Le Conseil de la Ligue des États arabes a vigoureusement dénoncé l’utilisation présumée du territoire somalien du Somaliland comme plateforme pour la mise en œuvre de projets israéliens destinés à modifier la composition démographique de la Palestine.
Réuni en session d’urgence le dimanche 28 décembre au Caire, au niveau des délégués permanents et sous la présidence des Émirats arabes unis, le Conseil a exprimé son rejet catégorique de toute tentative de déplacement forcé du peuple palestinien hors de ses terres. De telles initiatives ont été qualifiées de crimes de génocide et de violations flagrantes du droit international.

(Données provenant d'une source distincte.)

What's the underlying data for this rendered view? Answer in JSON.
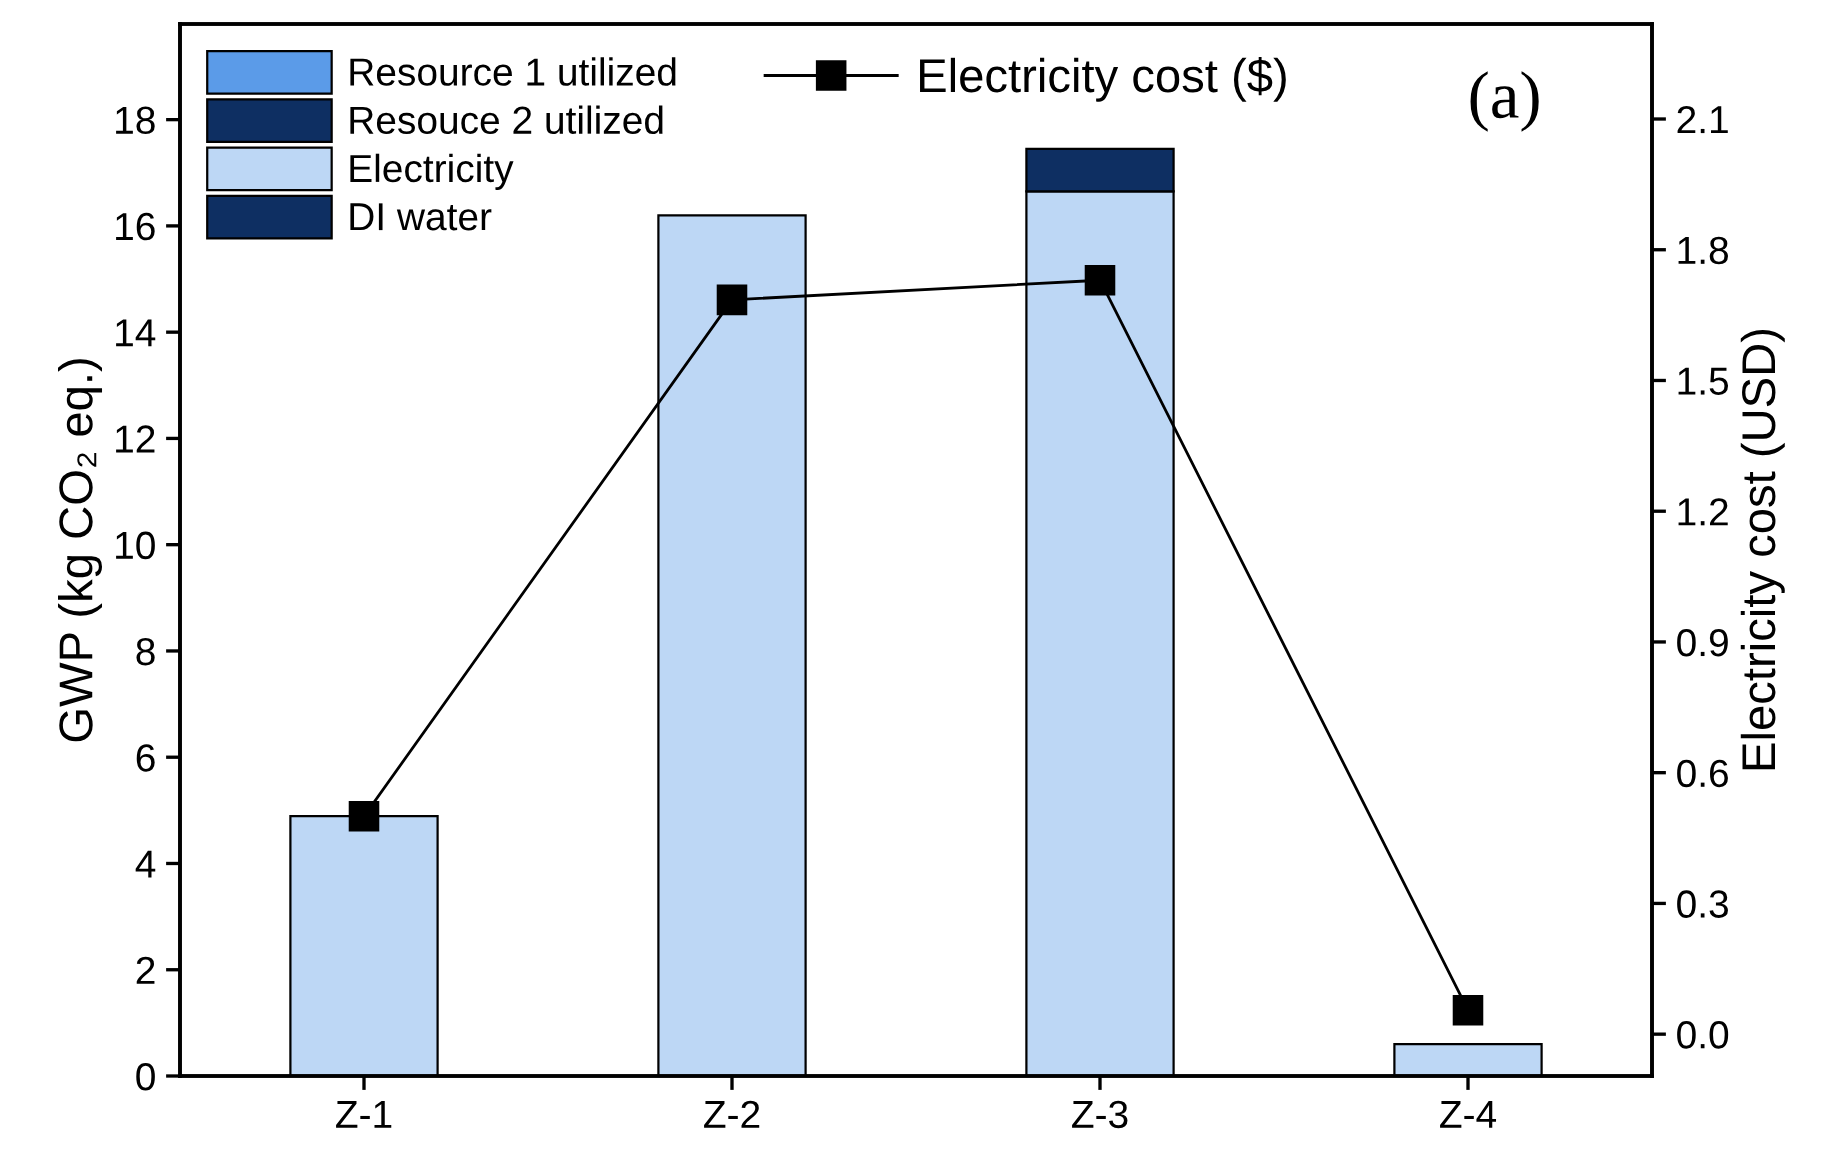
{
  "chart_data": {
    "type": "bar",
    "stacked": true,
    "categories": [
      "Z-1",
      "Z-2",
      "Z-3",
      "Z-4"
    ],
    "ylabel": "GWP (kg CO₂ eq.)",
    "y2label": "Electricity cost (USD)",
    "ylim": [
      0,
      19.8
    ],
    "yticks": [
      0,
      2,
      4,
      6,
      8,
      10,
      12,
      14,
      16,
      18
    ],
    "y2lim": [
      -0.096,
      2.318
    ],
    "y2ticks": [
      {
        "value": 0,
        "label": "0.0"
      },
      {
        "value": 0.3,
        "label": "0.3"
      },
      {
        "value": 0.6,
        "label": "0.6"
      },
      {
        "value": 0.9,
        "label": "0.9"
      },
      {
        "value": 1.2,
        "label": "1.2"
      },
      {
        "value": 1.5,
        "label": "1.5"
      },
      {
        "value": 1.8,
        "label": "1.8"
      },
      {
        "value": 2.1,
        "label": "2.1"
      }
    ],
    "series": [
      {
        "name": "Resource 1 utilized",
        "color": "#5b9be8",
        "values": [
          null,
          null,
          null,
          null
        ]
      },
      {
        "name": "Resouce 2 utilized",
        "color": "#0e2f62",
        "values": [
          null,
          null,
          null,
          null
        ]
      },
      {
        "name": "Electricity",
        "color": "#bdd7f5",
        "values": [
          4.89,
          16.2,
          16.65,
          0.6
        ]
      },
      {
        "name": "DI water",
        "color": "#0e2f62",
        "values": [
          null,
          null,
          0.8,
          null
        ]
      },
      {
        "name": "Electricity cost ($)",
        "type": "line",
        "axis": "y2",
        "color": "#000000",
        "marker": "square",
        "values": [
          0.5,
          1.685,
          1.73,
          0.055
        ]
      }
    ],
    "legend": "top left",
    "grid": false,
    "annotations": [
      "(a)"
    ]
  }
}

Dans son communiqué final, l’instance arabe a également condamné avec la plus grande fermeté la reconnaissance par Israël de la sécession de la région nord-ouest de la Somalie, communément appelée « Somaliland ». Selon le Conseil, cette reconnaissance servirait des agendas sécuritaires et économiques israéliens, notamment en facilitant des projets de transfert forcé de populations palestiniennes, jugés inacceptables par l’ensemble des États membres.
La Ligue arabe a réaffirmé sa position constante considérant le Somaliland comme une partie intégrante de la République fédérale de Somalie, conformément aux principes de sa Charte et à ceux des Nations unies. Elle a rejeté toute reconnaissance, directe ou indirecte, de cette sécession et réitéré son plein soutien au gouvernement fédéral somalien dans ses efforts pour préserver son intégrité territoriale, maritime et aérienne.
Les délégués ont par ailleurs souligné le droit de la Somalie à la légitime défense, tel que prévu par l’article 51 de la Charte de l’ONU, face à toute atteinte à sa souveraineté. Ils ont estimé que les manœuvres attribuées à Israël dans la région constituent une tentative dangereuse de remodelage de la carte géopolitique dans le golfe d’Aden et la mer Rouge.
Le Conseil a enfin appelé la communauté internationale à s’opposer à ces initiatives, jugées menaçantes pour la paix et la sécurité régionales, ainsi que pour la liberté de navigation et le commerce international. La reconnaissance israélienne annoncée le 26 décembre a, selon les médias, provoqué une vive réaction diplomatique à l’échelle mondiale.
Situé au nord-ouest de la Somalie, le Somaliland correspond à l’ancien protectorat britannique, couvrant une superficie d’environ 175 000 km². La région a proclamé unilatéralement son indépendance en 1991, à la faveur de l’effondrement de l’État somalien consécutif à la chute du régime de Siad Barre.